You have twenty buildings, at least, in a three square block radius, from which you can attempt a shot at something high atop another building . . . and you choose the building that is badly listing to one side?  Then you RIDE the side of the building as it goes over, notwithstanding that given the angles involved the laws of physics would cause you to hang in midair for a split second and then plummet straight down, through and into the building's glass exterior?  Oh, wait - after SLIDING down the INCREDIBLY STEEP ANGLE that is now the side of the building, you realize that the laws of physics are catching up to you, so you decide that you WANT to go through the building's glass exterior, so you shoot out the panes in front of you and neatly plop throught the holes.  Six or seven of you.  And none of you sustain any life-threatening, artery-severing cuts.

Really.

Without giving more away, there were a LOT of laws-of-physics-defying moments in this flick - and when we brought this up later, the Older Kid rolled his eyes and said, "Mom, Sentinel Prime explained that.  The Transformers' technology DEFIES the laws of physics." 

Ah . . . well, that explains . . . um, nothing, actually.

I soldiered through to the end, fighting the urge to walk across the street to Joann to shop for craft supplies.  I felt a little guilty about not enjoying the film, because it runs counter to my tomboy nature to not like action films - and, also, I thought that my spouse, just possibly, was enjoying the film, given that:  (1) he seemed to be watching it (he was pointing his face toward it, at least) and not objecting to it too much; and (2) he is an actual, factual guy, versus merely a tomboy (which is kind of like having visa status in Boy World - he was born a citizen, you know?).  I was somewhat relieved to learn, at the end of the film, THAT HE ALSO THOUGHT IT WAS TORTURE.  As we walked out, I said, "Okay, kids - Mom and Dad get to pick the next one."

And Dad said, "No, Mom and Dad get to pick the next two . . .hundred."

Needless to say, the kids thought that it was the best movie ever made.  Better than "Citizen Kane" and "Casablanca" - and much better than "Cats."  (Sorry - somewhat obscure "Saturday Night Live" reference.)
So, that's something, I guess - the kids had a good time, and Connor didn't break his arm.  It appears that I did not suffer any permanent neurological damage after suffering from a full-body twitch for two and a half hours.  And I had a pretty darned tasty bowl of hot breakfast cereal.

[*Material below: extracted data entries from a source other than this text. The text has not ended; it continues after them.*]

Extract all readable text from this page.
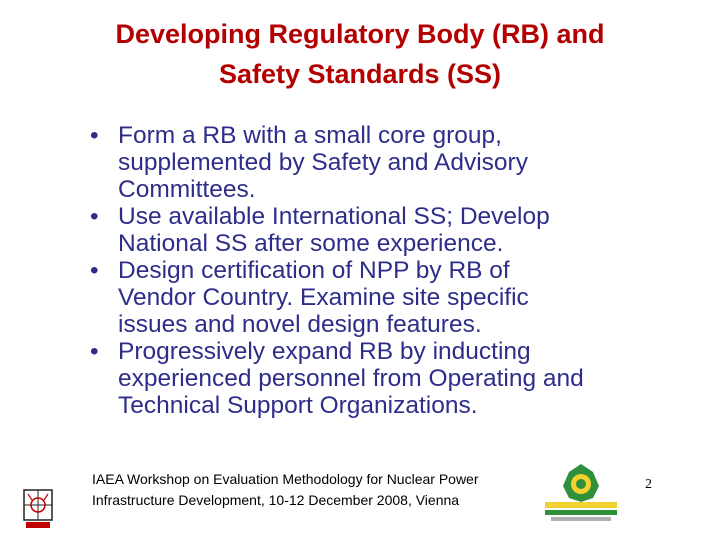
Developing Regulatory Body (RB) and
Safety Standards (SS)
• Form a RB with a small core group,
supplemented by Safety and Advisory
Committees.
• Use available International SS; Develop
National SS after some experience.
• Design certification of NPP by RB of
Vendor Country. Examine site specific
issues and novel design features.
• Progressively expand RB by inducting
experienced personnel from Operating and
Technical Support Organizations.
IAEA Workshop on Evaluation Methodology for Nuclear Power
Infrastructure Development, 10-12 December 2008, Vienna
2
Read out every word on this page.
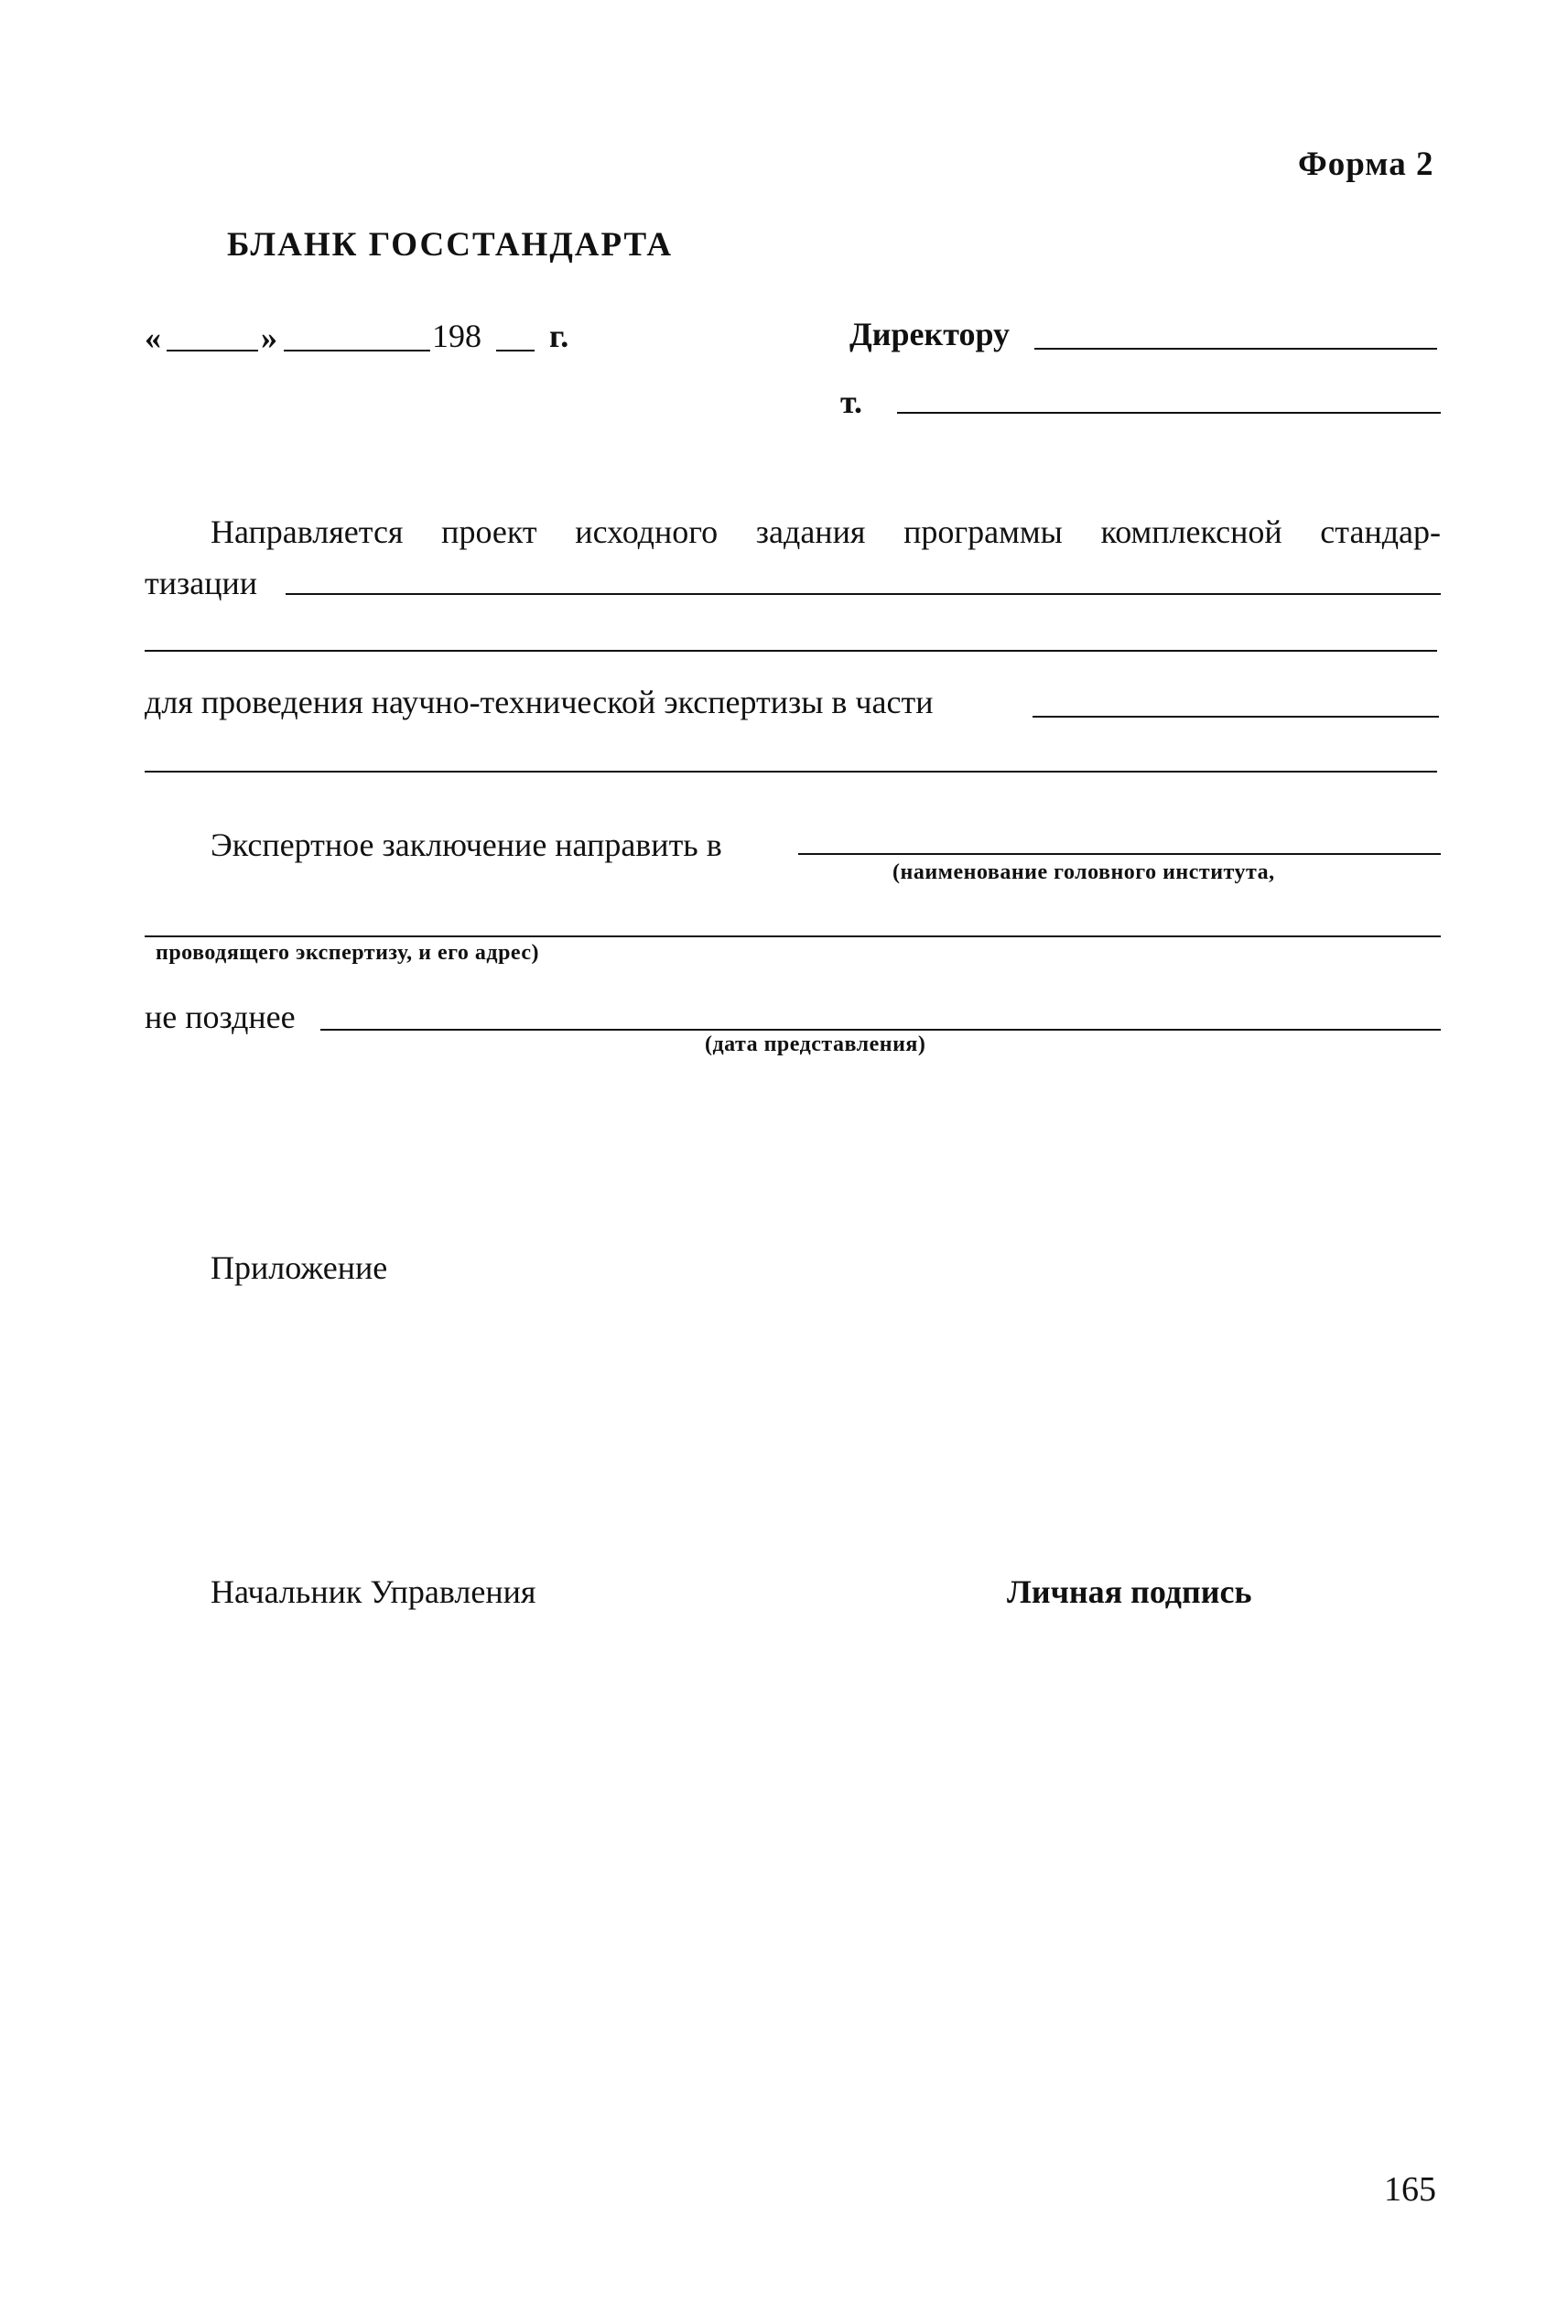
Форма 2
БЛАНК ГОССТАНДАРТА
«	»	198 г.	Директору
т.
Направляется проект исходного задания программы комплексной стандар-
тизации
для проведения научно-технической экспертизы в части
Экспертное заключение направить в
(наименование головного института,
проводящего экспертизу, и его адрес)
не позднее
(дата представления)
Приложение
Начальник Управления	Личная подпись
165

My spouse agreed that Rosie Huntington-Whiteley was the best thing in the film (not that I expected that he would have a different P.O.V. on THAT).  Actually, we decided that it was a tie between "Rosie Huntington-Whiteley looking hot" and "Patrick Dempsey's character getting killed." (One of the bazillion things that my husband and I have in common:  our intense, albeit sort of situational, dislike of winsome male actors.  We find Patrick Dempsey incredibly irritating in everything other than "Enchanted" and "Made of Honor."  We also agree that Richard Gere is incredibly irritating in everything except "Pretty Woman," "Chicago" and "Shall We Dance," and Bill Pullman is incredibly irritating in - um, everything.)

I am hoping that this is the end of the Transformers franchise.  I mean, the final scenes were awfully final, you know?  But I have a sneaking suspicion that this will not be our last Autobot rodeo.

As long as I have my bowl of oatmeal, and my smart phone, I guess I'll be fine.